Les auteur.ice.s ne se sont toutefois pas réuni.e.s juste pour dire de travailler sur soi. Des notions plus originales sont présentées, comme le concept inattendu de sandwich (pour une personne qui a subi de nombreux traumatismes, prendre le temps d’identifier la tranche supérieure -l’attachement à la mère-, la tranche inférieure -l’attachement au père- -oui, pour un livre sur les stéréotypes, c’est super hétérocentré-, et, pour la garniture du sandwich, délimiter et réfléchir à chaque traumatisme connu -violences physiques ou sexuelles, injonctions contradictoires, deuils, insécurité, isolement, ...-), les nombreuses exigences du travail avec des réfugiés (barrière de la langue et présence de l'interprète, difficulté pour la personne de comprendre le concept de psychothérapie, divergences culturelles, traumatismes durs à révéler, risque d’absences à cause d’un quotidien précaire et imprévisible, ou...  colère contre l'administration qui peut se faire envahissante), ou encore l’importance de la prise en compte du contexte patriarcal, et l’importance encore plus cruciale de l’empowerment, dans la thérapie de certaines femmes (en particulier lorsqu’elles sont victimes d’oppression dans leur couple et/ou leur famille). Un autre conseil, simple mais qui ne vient pas nécessairement à l’esprit, quand l’entrée dans le cadre de référence de l’autre semble encore compromise, est d’adapter les relances en fonction ("qu’en penserait tel.le membre de votre famille ? telle autorité religieuse ?" …). Si son identité appartient d’abord au.à la client.e (percevoir ses propres préjugés est vital, focaliser de soi-même sur la vie de la personne en fonction de la couleur de sa peau parce qu’on se sent une poussée d’antiracisme n’est pas souhaitable pour autant), il est aussi souvent suggéré, quand la distance ressentie est plus grande qu’elle ne devrait l’être, d’aller plus loin que la simple écoute et se renseigner activement sur la culture de l’autre.

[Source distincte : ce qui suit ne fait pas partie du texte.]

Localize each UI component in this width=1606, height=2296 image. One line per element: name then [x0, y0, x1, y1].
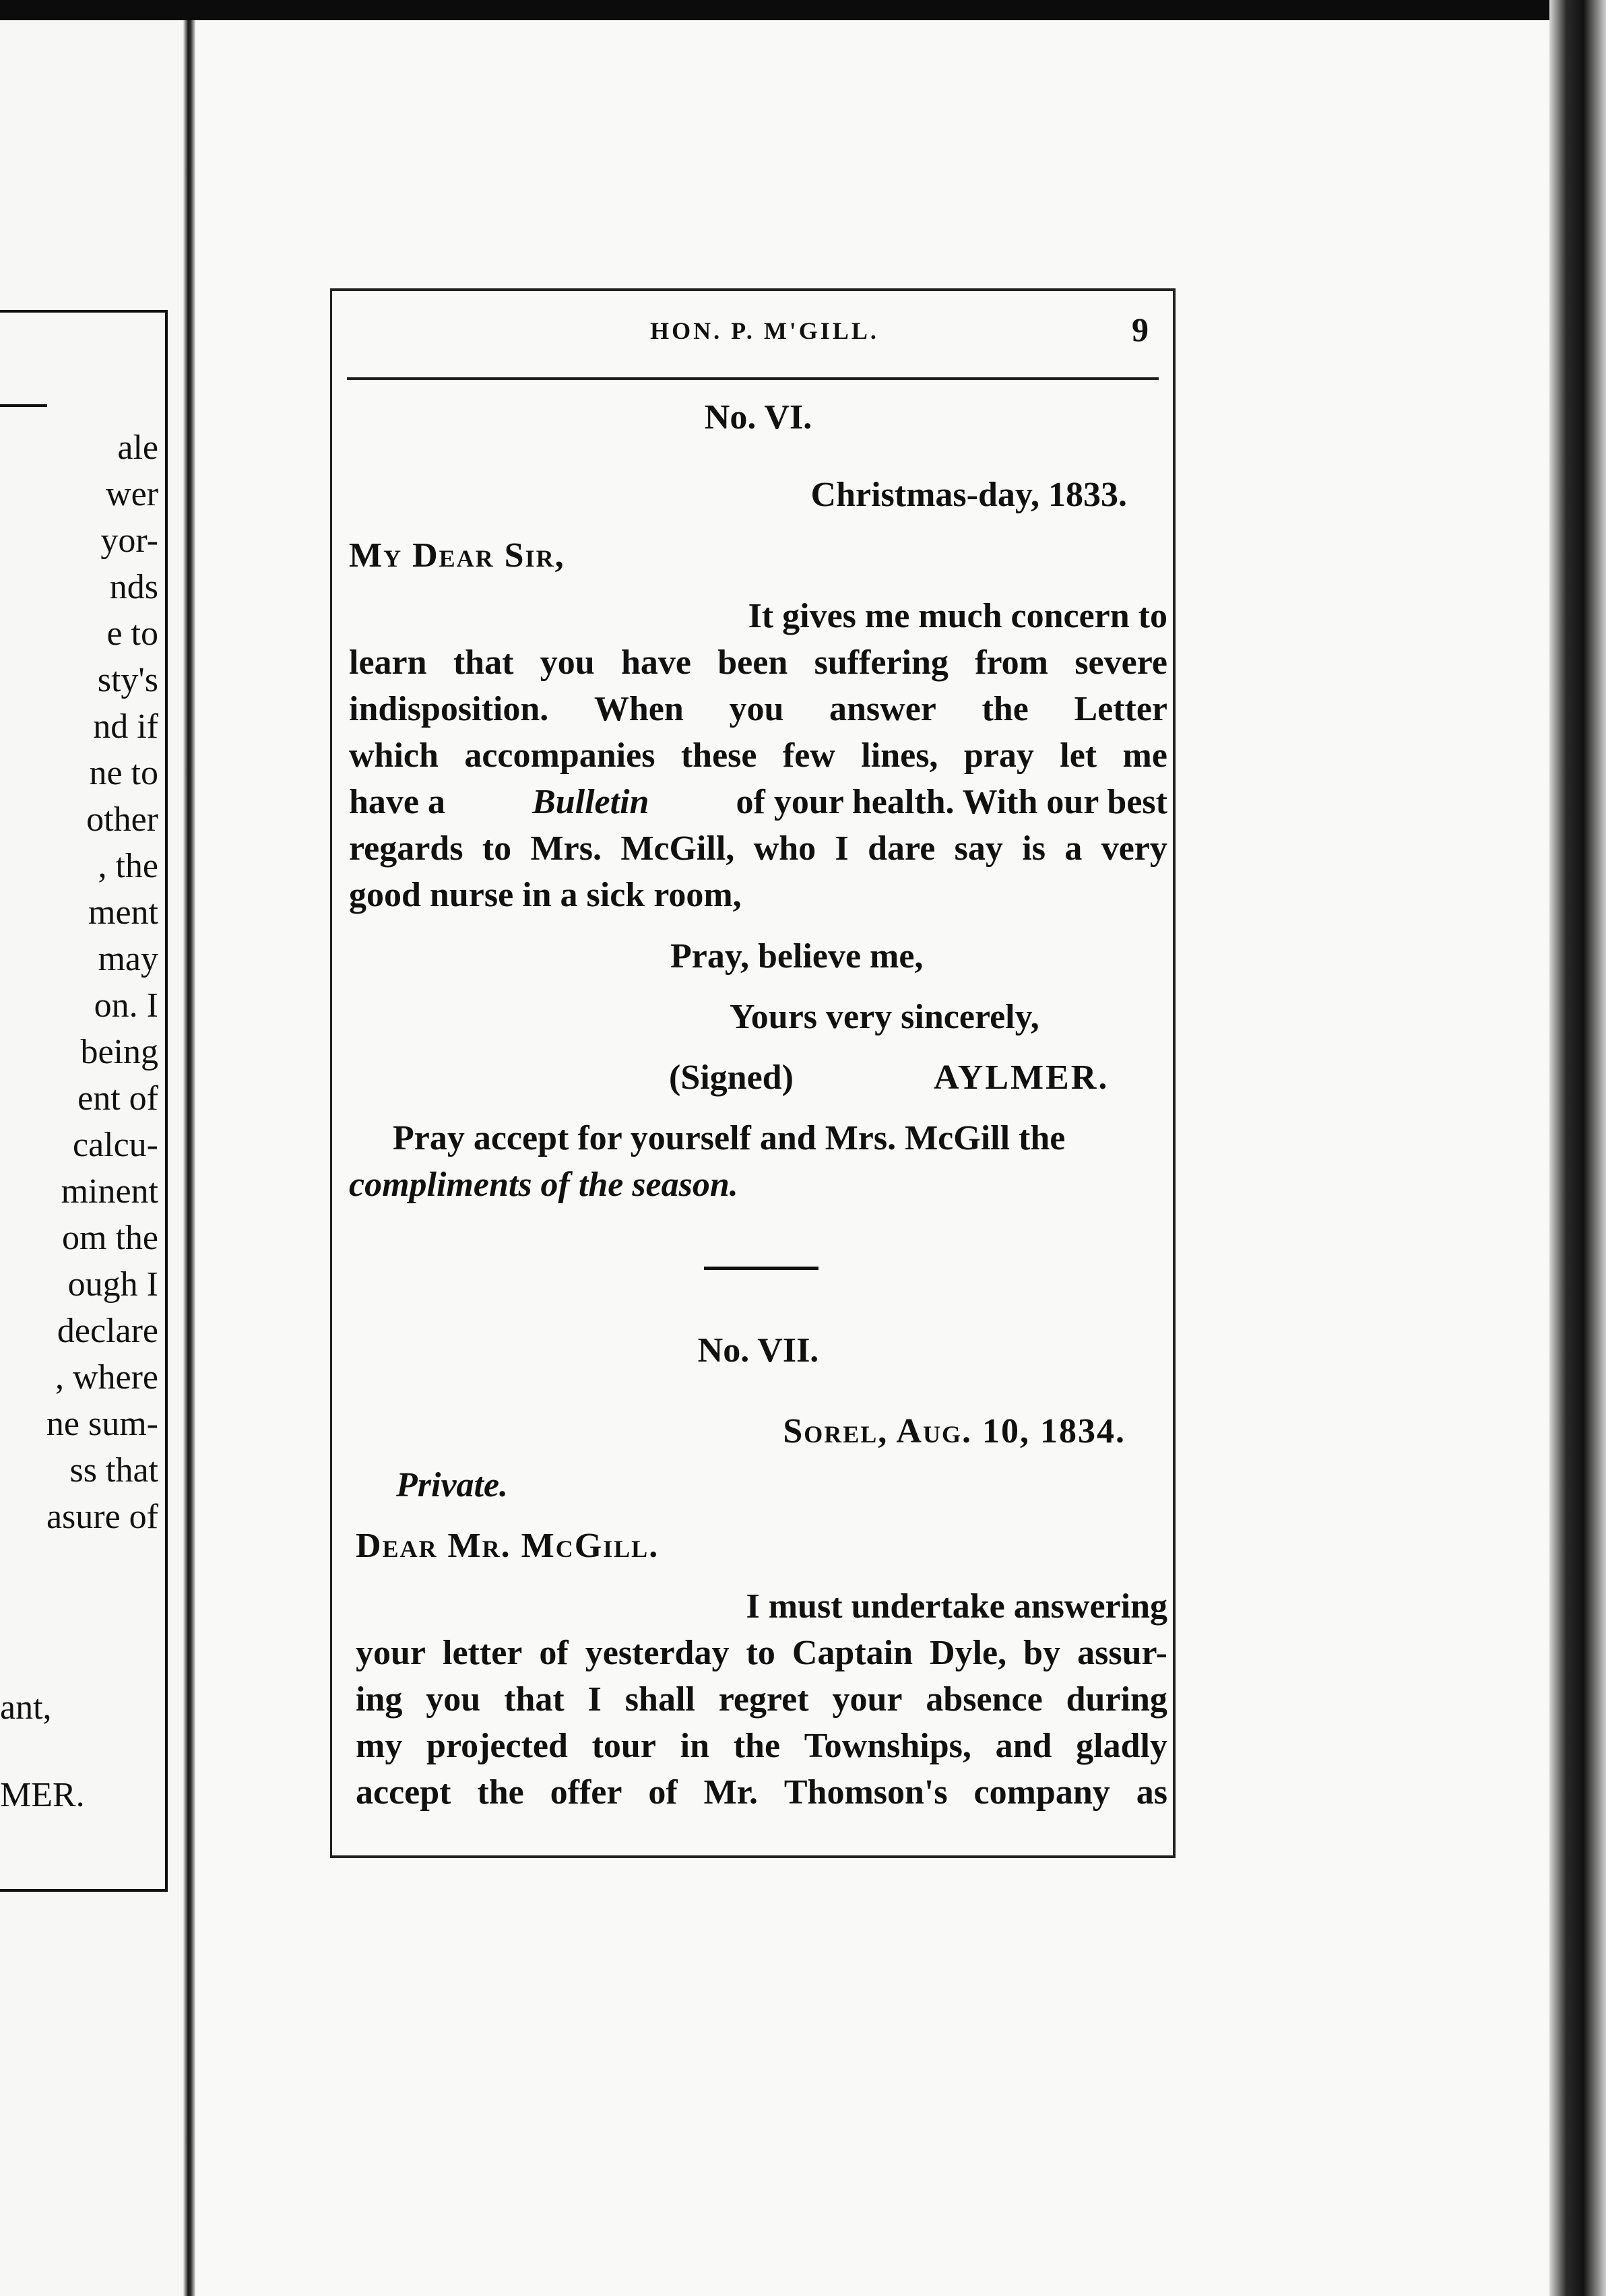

 Le sujet est important, si tentant que ça puisse être de ne pas en prendre la mesure, et les enjeux sont traités avec le sérieux nécessaire, que ce soit sur le plan social ou thérapeutique. Les auteur.ice.s parviennent à développer la théorie dans des espaces courts (chaque chapitre fait une petite dizaine de pages) tout en revenant régulièrement au concret voire au terre à terre, avec des questions précises à se poser à soi-même. S’il est probablement accessibles à tout.e thérapeute (anglophone), la lecture sera plus aisée pour les thérapeutes ACP, habitué.e.s aux problématiques développées sur l’écoute et l’empathie. C’est probablement aussi un outil pertinent pour accompagner les supervisions sur ces sujets là.